If Ian Astbury was just a little annoyed that this tour was taking in theatres rather than arenas he didn’t let on.
And if the charismatic Cult leader was a tad bemused by derogatory comments attributed to the frontman of advertised support Killing Joke – Jaz Coleman and co. were subsequently kicked off this bill – then there was little evidence of any lingering bad blood.
In fact – after asking the audience who was in town to see Killing Joke – Astbury made a point of explaining he had spoken to his crestfallen counterpart to seek clarification. “We love Killing Joke,” he said, without a hint of irony. “Jaz said he never wrote any of that stuff (slagging off The Cult and The Mission). He told me he was on holiday.”
Whether or not Coleman and co. would have enhanced the evening’s entertainment is anyone’s guess. But in the absence of their 80s buddies, The Cult and The Mission came together to prove there’s still a place for dark and brooding gothic rock.
Initially, however, Wayne Hussey appeared indifferent to the whole shindig, failing to induce any kind of reaction from a subdued crowd unimpressed by laborious live versions of songs that deserved so much better. Peppering those tunes with mindless mid-song banter didn’t change the perception that The Mission’s frontman was here to enrage rather than engage: good old fashioned entertainment was at a premium.
Yet this was the archetypal show of two halves. With the clock ticking The Mission finally found their missing gear, stepping up the pace, performing with passion and just about turning things around.
When Wasteland and Deliverence were pumped through the PA it was finally the cue for fist-pumping adulation. Maybe Hussey misjudged the mood early doors but come the final curtain it was Mission accomplished. And The Cult picked up the baton with a belligerent brilliance.
New album Choice Of Weapon has breathed new life into a set that had been lurching towards lazy predictability. If 2007’s Born Into This proved there was life in the old dog yet so many of that album’s better songs proved a poor fit for the ultimate Cult show. The Wolf, by comparison, belongs right at the heart of this band’s bombastic live delivery.
Alongside Honey From A Knife and Lucifer, The Wolf has energised Astbury and his ‘too cool for school’ sidekick Billy Duffy. This time last year the moody Mancunian was Married To Rock (co-starring in a reality TV show scripted to accentuate his grumpier side) but it appears he’s now back in the arms of his beloved guitar. It’s a true marriage made in heaven and many of last night’s soaring solos and crunching riffs belonged in another universe.
As a duo Astbury and Duffy have always oozed raw and unadulterated rock n roll: on the one hand there’s the silky smooth singer with the movie star looks and on the other the working class hero with an ever-soaring ego. Few guitarists enjoy a permanent spotlight from start to finish without uttering a word or cracking a smile but Duffy isn’t most guitarists. His music does the talking and last night it screamed talent with every note.

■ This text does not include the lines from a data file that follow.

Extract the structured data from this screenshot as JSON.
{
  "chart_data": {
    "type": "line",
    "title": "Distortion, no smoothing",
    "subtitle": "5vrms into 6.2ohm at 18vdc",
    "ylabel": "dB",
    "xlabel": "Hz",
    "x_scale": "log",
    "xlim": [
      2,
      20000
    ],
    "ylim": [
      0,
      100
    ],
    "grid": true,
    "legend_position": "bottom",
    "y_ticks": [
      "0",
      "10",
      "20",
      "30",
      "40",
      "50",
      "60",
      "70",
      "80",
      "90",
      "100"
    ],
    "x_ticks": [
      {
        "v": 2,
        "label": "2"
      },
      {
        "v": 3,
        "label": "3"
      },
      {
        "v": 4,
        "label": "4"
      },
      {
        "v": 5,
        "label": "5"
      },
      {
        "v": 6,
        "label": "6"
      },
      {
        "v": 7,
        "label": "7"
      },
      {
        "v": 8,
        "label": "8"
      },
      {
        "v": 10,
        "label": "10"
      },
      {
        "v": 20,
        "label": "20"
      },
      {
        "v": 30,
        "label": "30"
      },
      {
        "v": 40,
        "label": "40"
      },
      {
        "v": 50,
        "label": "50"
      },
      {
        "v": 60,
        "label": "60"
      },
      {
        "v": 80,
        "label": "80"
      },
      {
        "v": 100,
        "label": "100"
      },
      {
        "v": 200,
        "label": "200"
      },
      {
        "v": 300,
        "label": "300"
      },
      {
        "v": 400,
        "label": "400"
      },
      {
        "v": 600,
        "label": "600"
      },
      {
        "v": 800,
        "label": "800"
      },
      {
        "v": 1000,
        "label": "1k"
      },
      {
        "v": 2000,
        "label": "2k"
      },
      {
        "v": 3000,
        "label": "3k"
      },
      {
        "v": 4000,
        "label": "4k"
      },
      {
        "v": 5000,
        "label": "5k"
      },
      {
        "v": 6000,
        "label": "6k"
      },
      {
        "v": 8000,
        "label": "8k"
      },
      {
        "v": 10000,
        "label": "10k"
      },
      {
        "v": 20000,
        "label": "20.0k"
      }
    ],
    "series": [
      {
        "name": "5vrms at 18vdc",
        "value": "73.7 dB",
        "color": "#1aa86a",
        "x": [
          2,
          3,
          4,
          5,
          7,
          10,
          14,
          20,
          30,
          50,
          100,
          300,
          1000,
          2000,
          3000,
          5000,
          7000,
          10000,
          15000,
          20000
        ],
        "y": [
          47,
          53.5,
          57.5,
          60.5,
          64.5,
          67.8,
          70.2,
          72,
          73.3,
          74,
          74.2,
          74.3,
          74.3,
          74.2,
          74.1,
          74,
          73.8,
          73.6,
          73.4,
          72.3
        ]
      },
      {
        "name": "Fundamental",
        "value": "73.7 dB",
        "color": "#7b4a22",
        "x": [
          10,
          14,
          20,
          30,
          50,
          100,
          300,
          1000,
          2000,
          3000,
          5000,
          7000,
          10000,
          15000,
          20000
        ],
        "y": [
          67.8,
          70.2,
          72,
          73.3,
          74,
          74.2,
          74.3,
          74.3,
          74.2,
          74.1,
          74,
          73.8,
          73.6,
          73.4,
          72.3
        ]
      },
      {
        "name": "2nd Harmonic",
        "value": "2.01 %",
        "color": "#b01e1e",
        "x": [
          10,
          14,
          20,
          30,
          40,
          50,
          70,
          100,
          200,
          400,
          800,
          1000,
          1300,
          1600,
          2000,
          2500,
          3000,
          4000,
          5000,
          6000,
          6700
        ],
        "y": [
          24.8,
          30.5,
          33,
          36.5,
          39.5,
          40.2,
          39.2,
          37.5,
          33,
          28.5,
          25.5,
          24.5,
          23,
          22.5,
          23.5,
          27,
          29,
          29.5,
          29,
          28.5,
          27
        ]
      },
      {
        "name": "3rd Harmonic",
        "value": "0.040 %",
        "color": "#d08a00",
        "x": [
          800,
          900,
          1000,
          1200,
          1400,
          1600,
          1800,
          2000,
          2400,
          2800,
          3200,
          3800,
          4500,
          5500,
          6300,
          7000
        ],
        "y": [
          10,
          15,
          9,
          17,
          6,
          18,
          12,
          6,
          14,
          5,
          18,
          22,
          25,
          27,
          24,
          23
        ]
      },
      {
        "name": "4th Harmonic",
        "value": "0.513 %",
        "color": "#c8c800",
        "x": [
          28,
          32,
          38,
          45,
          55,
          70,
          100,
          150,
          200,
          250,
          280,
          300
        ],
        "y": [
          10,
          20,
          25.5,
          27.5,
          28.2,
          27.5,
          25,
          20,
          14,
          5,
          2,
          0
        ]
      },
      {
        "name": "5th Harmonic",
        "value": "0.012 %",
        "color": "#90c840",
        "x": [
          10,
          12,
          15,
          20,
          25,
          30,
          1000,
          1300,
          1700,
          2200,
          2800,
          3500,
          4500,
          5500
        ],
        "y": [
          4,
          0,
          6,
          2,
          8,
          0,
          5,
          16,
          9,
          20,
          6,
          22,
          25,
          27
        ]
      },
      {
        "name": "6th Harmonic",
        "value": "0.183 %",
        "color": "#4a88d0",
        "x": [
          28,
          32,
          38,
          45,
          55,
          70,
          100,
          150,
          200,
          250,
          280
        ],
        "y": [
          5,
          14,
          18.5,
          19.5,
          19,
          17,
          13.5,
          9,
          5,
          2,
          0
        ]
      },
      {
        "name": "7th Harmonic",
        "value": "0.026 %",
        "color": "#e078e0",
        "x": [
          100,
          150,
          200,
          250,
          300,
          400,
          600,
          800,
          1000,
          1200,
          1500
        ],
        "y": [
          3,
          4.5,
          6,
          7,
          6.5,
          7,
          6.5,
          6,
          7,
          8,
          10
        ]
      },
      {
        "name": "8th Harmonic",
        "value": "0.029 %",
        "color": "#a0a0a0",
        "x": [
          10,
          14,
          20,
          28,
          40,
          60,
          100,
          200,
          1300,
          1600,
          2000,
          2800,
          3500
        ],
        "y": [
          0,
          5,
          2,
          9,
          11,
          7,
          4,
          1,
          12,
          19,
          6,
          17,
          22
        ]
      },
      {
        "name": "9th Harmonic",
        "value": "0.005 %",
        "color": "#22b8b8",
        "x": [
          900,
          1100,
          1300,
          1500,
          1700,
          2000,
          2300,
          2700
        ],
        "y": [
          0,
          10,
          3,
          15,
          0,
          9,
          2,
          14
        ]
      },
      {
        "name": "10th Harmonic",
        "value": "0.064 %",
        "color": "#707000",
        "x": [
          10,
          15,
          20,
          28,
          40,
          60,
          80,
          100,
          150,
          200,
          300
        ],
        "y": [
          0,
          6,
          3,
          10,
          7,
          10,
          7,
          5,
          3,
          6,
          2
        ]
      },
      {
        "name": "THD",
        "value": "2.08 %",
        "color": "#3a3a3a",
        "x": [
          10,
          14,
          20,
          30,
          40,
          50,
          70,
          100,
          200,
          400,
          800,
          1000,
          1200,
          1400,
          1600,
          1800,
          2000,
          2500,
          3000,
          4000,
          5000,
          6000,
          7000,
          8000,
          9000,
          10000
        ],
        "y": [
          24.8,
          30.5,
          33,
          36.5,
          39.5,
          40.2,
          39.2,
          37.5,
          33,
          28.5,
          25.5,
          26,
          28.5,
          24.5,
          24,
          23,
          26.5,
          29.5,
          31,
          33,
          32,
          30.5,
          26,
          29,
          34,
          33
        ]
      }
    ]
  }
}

Where The Mission started slowly, The Cult stormed out of the blocks with a blistering rendition of Lil’ Devil. Maintaining the momentum with breakneck speed the classics came and went in a rhythmic blur – Fire Woman and She Sells Sanctuary sounding as fresh and feisty as ever.
Astbury – wearing what looked like the remains of the aforementioned Wolf around his neck – delivered the perfect lesson in rockstardom. Duffy did his bit and the crowd went home happy. By now nobody could care less about Killing Joke.